The UK Parliament passed the Gangmasters (Licencing) Act, requiring all labour agencies to have a licence to operate and adhere to proper labour practice standards.


Jack Ward, British Growers Association chief executive, said while the Act was not massively significant for growers, it helped to tackle the exploitation of labour supplied to farms and created a better environment for everyone involved.


2010s


On June 23, 2016, the British people created a political earthquake, with the shock vote to leave the EU, after 43 years of membership.


The bitterly contested campaign divided the farming community at the time, with leave and remain positions entrenched.

It has since kickstarted an agricultural policy revolution in all four corners of the UK, as each nation looks to build its own replacement for the Common Agricultural Policy.

Farmers in England and Wales are set to have direct support replaced by payments for public goods, while those in Scotland and Northern Ireland will continue to have access to headage payments and other kinds of subsidy.

In 2019, the NFU launched its net zero by 2040 ambition for agriculture at the Oxford Farming Conference - a target which will have far-reaching and not yet fully understood implications for the sector.

Addressing the conference, NFU president Minette Batters said: "A combination of policies and practises are needed to achieve this aim and the NFU is looking to build upon its work with industry-led initiatives, such as the Greenhouse Gas Action Plan, to help deliver this ambition."


2020s


The start of this decade has been rocky, with the Covid-19 pandemic beginning in 2020.


As the service sector locked down in March, food supply chains were thrown into chaos.

At one point, more than a million litres of unwanted milk were being produced across the UK every day and some farmers were getting paid just 15p per litre.

Llyr Griffiths, a fourth generation dairy farmer from Wales and Freshways supplier, told Farmers Guardian in April 2020: "The situation is extremely bleak.
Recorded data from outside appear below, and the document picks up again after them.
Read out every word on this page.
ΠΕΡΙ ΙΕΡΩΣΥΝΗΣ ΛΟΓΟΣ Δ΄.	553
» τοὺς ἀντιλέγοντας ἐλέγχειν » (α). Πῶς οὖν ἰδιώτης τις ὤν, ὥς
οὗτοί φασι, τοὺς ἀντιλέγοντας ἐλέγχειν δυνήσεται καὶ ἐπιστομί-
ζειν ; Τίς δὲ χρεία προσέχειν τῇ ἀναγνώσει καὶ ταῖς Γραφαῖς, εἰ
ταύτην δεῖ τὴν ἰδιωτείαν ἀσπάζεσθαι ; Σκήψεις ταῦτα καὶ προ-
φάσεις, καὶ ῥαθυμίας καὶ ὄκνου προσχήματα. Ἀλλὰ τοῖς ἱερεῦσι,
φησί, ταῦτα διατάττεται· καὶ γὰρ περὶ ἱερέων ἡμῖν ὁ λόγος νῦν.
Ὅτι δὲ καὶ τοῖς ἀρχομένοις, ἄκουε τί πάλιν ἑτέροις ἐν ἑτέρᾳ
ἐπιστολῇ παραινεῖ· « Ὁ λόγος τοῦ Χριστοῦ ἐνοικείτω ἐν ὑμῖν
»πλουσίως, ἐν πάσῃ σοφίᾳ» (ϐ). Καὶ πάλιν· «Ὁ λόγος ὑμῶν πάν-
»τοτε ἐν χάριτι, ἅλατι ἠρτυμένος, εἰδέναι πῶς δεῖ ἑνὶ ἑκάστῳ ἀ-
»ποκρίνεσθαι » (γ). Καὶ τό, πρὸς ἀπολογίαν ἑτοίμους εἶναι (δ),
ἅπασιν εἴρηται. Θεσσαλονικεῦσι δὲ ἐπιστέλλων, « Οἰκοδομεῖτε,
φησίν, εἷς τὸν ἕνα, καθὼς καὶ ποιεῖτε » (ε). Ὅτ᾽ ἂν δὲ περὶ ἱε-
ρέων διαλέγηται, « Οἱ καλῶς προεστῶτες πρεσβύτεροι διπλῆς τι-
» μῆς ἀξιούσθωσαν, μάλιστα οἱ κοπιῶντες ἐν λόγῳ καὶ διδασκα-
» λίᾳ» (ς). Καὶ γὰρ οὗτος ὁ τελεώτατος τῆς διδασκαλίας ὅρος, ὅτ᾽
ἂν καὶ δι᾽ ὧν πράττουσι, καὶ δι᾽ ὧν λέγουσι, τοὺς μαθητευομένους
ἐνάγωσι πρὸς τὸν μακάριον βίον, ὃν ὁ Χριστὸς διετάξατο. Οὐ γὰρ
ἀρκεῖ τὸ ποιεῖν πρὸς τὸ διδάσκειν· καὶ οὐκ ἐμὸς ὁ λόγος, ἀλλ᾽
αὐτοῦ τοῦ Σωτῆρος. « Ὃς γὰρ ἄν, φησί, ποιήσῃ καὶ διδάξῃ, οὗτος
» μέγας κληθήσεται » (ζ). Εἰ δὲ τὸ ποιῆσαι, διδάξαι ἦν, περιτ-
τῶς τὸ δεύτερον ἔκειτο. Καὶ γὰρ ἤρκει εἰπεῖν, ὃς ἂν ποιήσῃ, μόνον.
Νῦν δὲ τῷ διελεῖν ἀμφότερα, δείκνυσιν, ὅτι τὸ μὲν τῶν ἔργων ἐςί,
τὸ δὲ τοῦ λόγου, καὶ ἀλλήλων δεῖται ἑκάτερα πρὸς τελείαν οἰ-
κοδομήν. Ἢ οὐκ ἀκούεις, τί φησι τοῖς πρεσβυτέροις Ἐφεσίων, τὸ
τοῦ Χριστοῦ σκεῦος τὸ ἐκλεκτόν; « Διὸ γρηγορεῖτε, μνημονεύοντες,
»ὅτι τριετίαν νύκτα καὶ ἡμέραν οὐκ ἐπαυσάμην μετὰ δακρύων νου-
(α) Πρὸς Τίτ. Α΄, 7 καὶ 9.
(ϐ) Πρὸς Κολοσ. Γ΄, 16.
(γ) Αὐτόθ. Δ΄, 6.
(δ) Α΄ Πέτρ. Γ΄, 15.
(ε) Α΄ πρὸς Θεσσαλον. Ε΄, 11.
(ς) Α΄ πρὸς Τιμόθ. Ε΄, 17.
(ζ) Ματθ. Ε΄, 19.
It was heart-breaking to watch 11,500 litres of milk pouring down the drain.

"We have been told if the tanker does not turn up each day then we are to dump the milk."
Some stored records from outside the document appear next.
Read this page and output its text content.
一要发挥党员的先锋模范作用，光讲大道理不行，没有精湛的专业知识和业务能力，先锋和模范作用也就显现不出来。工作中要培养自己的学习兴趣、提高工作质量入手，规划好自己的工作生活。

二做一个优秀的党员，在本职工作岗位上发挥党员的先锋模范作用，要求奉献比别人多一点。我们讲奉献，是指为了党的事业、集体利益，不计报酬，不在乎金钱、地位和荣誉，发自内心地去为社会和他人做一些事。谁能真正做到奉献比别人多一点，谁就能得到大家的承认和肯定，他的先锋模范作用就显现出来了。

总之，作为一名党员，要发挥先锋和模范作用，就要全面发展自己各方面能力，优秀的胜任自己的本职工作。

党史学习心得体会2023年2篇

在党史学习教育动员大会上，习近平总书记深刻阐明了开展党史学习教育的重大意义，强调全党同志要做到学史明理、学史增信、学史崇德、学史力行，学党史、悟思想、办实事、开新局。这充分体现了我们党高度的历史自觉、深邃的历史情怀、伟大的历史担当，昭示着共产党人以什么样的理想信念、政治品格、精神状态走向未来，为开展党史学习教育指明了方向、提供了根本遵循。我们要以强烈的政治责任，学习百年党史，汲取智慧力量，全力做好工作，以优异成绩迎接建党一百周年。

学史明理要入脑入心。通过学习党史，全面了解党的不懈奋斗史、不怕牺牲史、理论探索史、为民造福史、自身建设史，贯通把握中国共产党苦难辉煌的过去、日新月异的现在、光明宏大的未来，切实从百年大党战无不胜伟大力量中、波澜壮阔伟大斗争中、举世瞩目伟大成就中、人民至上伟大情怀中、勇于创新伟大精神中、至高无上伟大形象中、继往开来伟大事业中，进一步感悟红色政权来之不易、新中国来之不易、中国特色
Then, as the global economy began to unlock, Russia invaded Ukraine on February 24, 2022.

Before the invasion, the US Department of Agriculture expected the two countries to supply 30 per cent of the world’s wheat exports.

Ukraine is also a big exporter of corn, sunflowers, rapeseed and soya, so the conflict has rocked commodity markets across the world.

Russian influence over international gas markets has also led to an energy crisis in the UK, which has yet to reach its climax.